High up in the sky these autumn evenings, you’ll find the small faint constellation of Antlia, the air pump. Never heard of it? It's between Vela and Hydra. It was created by Lacaille in the 18th century. 

Probably best known for the iconic image of NGC 2997, the beautiful face-on spiral photographed by David Malin at the AAO.

However our target this month is the Antlia Galaxy Cluster. This is the third closest to our Local Group, with only the Fornax Cluster and Virgo Cluster lying closer. The Antlia Cluster contains about 234 galaxies and is dominated by two massive elliptical galaxies, NGC 3258 and NGC 3268.

The Northern subgroup of galaxies inside the cluster gravitate around NGC 3268, while the Southern subgroup is centered around NGC 3258. Each of the two giant ellipticals contain several thousand globular clusters.

Most galaxies in the Antlia Cluster are early type galaxies, and dwarf elliptical galaxies are the most common galaxy type. The Antlia Cluster is located between 32.58 and 32.71 million light years from Earth.

We will concentrate our observing on the Northern subgroup centered on NGC 3268, an 11.8 mag elliptical galaxy. At 2.5 x 3.0 minutes of arc it's reasonably large, and relatively easy to see in a 10” telescope. The other bright galaxy, NGC 3271 lies 15 minutes ESE of NGC 3268. The 11.8 mag barred spiral galaxy is of similar size to NGC 3268. 

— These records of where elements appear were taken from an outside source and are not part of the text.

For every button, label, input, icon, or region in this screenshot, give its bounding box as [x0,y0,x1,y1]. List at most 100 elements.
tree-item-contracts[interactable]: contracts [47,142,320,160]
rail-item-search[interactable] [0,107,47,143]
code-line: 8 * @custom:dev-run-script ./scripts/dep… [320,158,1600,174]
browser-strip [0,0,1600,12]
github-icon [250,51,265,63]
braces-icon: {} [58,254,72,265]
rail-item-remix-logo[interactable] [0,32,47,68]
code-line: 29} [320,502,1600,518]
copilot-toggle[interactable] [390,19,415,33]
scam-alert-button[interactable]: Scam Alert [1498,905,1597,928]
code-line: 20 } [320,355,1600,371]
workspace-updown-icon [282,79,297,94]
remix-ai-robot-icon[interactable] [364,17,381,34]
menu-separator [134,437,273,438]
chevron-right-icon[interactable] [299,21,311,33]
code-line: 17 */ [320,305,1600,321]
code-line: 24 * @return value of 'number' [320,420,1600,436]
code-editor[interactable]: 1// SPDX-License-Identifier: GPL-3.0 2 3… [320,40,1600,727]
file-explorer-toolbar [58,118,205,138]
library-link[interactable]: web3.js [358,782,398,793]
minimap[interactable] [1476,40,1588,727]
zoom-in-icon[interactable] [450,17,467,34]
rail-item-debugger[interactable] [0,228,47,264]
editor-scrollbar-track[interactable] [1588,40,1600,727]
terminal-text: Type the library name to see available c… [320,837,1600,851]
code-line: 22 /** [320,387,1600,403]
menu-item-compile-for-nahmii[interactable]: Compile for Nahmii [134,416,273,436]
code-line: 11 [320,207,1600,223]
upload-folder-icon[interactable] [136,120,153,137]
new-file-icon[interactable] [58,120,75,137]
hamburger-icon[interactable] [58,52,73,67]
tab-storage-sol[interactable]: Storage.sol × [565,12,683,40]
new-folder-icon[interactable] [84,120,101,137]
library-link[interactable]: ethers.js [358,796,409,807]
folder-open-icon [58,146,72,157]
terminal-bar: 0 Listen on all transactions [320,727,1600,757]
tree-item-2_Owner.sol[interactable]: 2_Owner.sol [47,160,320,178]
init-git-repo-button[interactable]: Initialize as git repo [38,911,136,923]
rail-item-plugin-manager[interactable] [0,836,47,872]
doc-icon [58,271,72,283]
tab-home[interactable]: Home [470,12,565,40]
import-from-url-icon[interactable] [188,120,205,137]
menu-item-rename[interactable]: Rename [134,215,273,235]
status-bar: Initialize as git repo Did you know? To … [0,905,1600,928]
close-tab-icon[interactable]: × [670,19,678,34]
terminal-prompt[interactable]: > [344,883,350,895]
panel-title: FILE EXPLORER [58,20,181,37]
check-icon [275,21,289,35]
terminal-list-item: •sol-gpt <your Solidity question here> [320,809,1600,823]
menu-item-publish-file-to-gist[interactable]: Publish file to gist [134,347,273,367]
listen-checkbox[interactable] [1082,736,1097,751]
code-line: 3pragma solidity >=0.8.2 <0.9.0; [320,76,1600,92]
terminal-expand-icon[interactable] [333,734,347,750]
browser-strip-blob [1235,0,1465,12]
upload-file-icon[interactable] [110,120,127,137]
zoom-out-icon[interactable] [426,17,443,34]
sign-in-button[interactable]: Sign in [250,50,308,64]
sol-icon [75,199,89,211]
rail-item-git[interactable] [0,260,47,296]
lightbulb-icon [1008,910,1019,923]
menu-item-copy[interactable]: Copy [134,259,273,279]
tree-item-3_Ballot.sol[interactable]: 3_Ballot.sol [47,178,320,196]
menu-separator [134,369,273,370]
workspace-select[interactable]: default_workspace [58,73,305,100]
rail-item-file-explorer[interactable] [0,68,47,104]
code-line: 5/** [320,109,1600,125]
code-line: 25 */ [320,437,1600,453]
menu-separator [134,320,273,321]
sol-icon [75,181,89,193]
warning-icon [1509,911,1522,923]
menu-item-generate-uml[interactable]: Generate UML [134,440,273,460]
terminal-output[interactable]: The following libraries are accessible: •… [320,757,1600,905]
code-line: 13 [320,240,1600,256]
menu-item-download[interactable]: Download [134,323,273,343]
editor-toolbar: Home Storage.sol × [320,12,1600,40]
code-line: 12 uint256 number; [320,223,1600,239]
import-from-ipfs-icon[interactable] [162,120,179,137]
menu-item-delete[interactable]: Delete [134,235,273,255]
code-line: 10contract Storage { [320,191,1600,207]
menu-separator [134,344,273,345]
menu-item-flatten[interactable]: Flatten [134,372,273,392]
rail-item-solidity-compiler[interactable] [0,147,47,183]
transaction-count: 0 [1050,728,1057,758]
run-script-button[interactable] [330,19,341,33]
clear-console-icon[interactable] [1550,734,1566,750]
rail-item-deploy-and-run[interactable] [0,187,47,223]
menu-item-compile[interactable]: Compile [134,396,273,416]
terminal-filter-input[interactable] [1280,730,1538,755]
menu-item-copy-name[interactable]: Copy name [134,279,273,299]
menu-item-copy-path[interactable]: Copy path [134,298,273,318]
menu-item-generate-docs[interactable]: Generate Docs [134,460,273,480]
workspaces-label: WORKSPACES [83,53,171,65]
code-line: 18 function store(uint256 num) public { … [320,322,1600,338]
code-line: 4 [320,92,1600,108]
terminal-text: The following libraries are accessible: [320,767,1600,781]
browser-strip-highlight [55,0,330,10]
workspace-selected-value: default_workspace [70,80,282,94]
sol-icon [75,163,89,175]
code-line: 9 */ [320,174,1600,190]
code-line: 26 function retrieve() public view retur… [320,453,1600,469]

Located 6 minutes North of NGC 3268, is the barred spiral NGC 3269. At 12.3 mag it is still well within reach of smaller scopes. You observe these objects under dark skies. Going out in a suburban sky is not going to auger well for you. 

Just 2.5 minutes west of NGC 3268 is the 12.5 mag NGC 3267. At 1.0 x 1.7 minutes in size, this spiral is the smallest of the quartet.

A number of fainter PGC galaxies also complete the view in larger scopes. Perhaps this cluster is a good target for our astro imagers?